Abstract

It is becoming increasingly evident that the compartmentalization of immune responses is governed, in part, by tissue-selective homing instructions imprinted during T cell differentiation. In the context of allergic diseases, the fact that "disease" primarily manifests in particular tissue sites, despite pervasive allergen exposure, supports this notion. However, whether the original site of Ag exposure distinctly privileges memory Th2 immune-inflammatory responses to the same site, while sparing remote tissue compartments, remains to be fully investigated. We examined whether skin-targeted delivery of plasmid DNA encoding OVA via gene-gun technology in mice could generate allergic sensitization and give rise to Th2 effector responses in the skin as well as in the lung upon subsequent Ag encounter. Our data show that cutaneous Ag priming induced OVA-specific serum IgE and IgG1, robust Th2-cytokine production, and late-phase cutaneous responses and systemic anaphylactic shock upon skin and systemic Ag recall, respectively.
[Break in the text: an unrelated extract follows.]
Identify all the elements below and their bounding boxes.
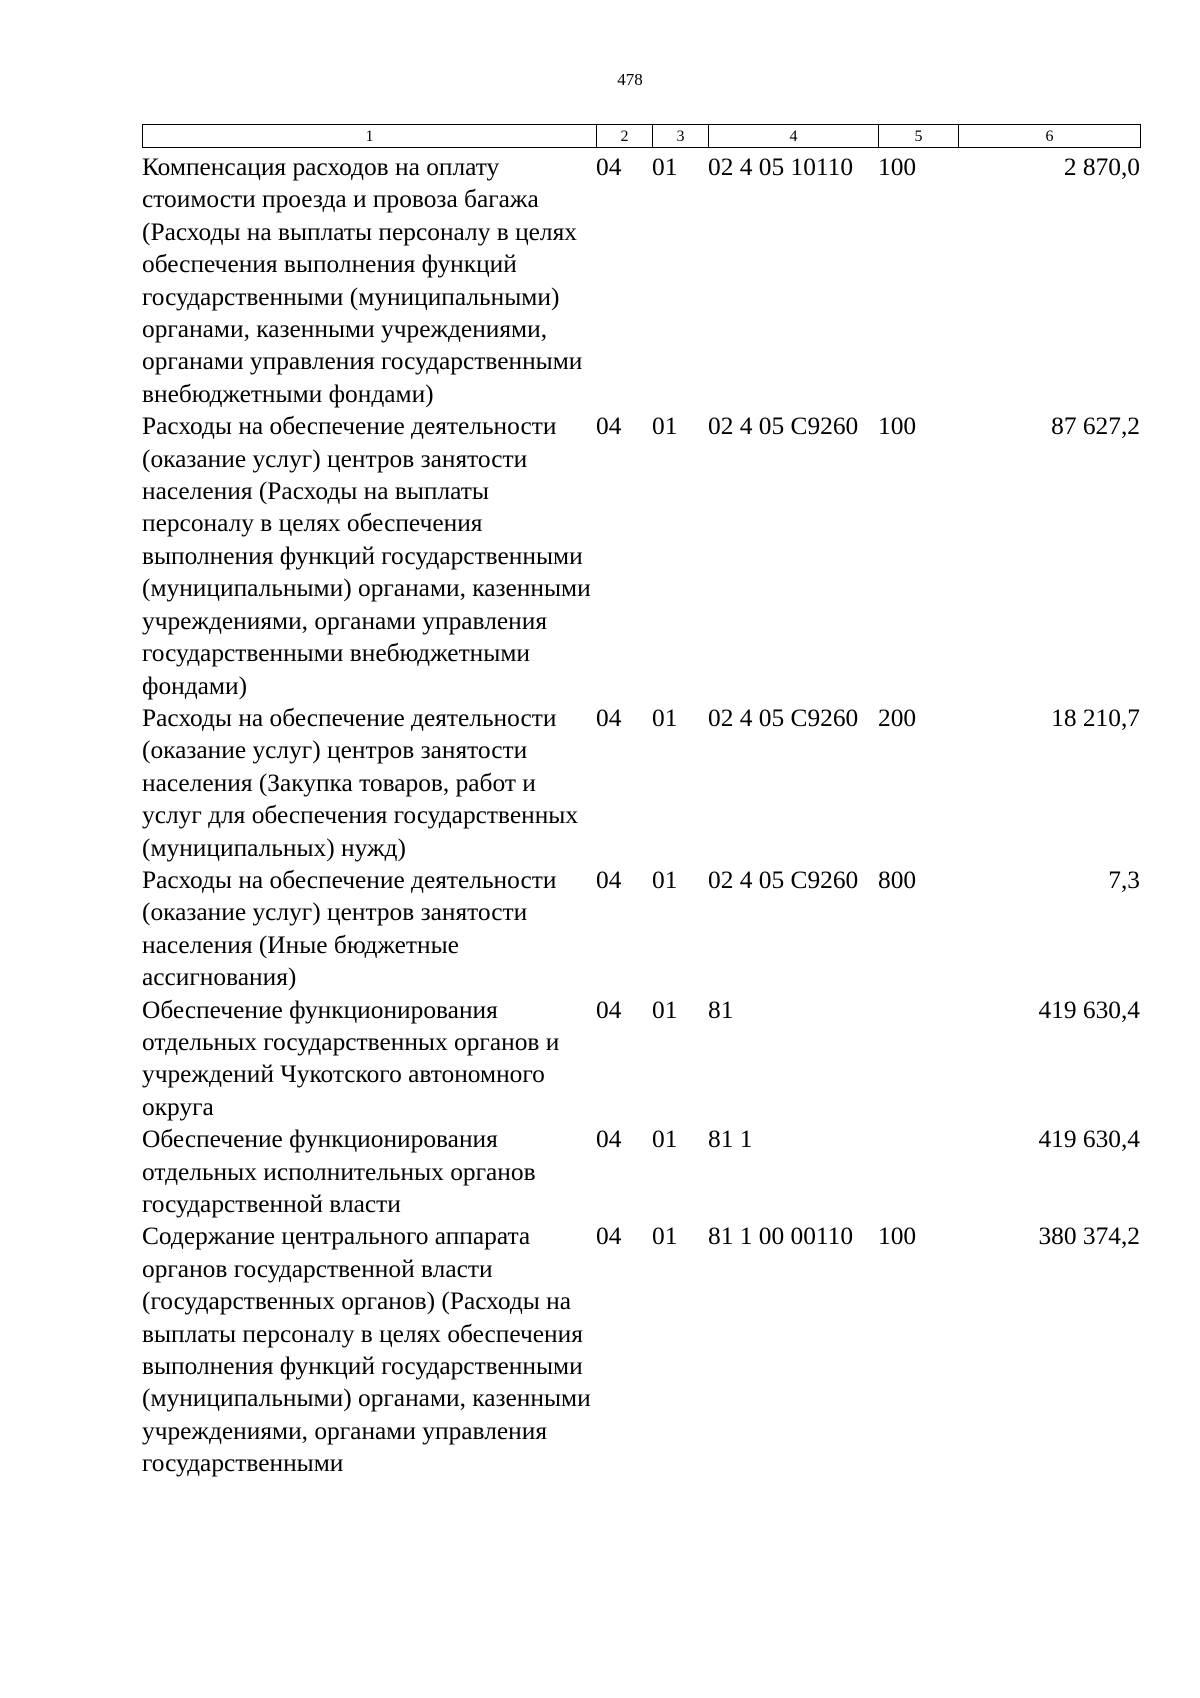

However, repeated respiratory exposure to aerosolized OVA failed to instigate airway inflammatory responses in cutaneous Ag-primed mice, but not in mice initially sensitized to OVA via the respiratory mucosa. Importantly, these contrasting airway memory responses correlated with the occurrence of Th2 differentiation events at anatomically separate sites: indeed cutaneous Ag priming resulted in Ag-specific proliferative responses and Th2 differentiation in skin-, but not thoracic-, draining lymph nodes. These data indicate that Ag exposure to the skin leads to Th2 differentiation within skin-draining lymph nodes and subsequent Th2 immunity that is selectively manifested in the skin.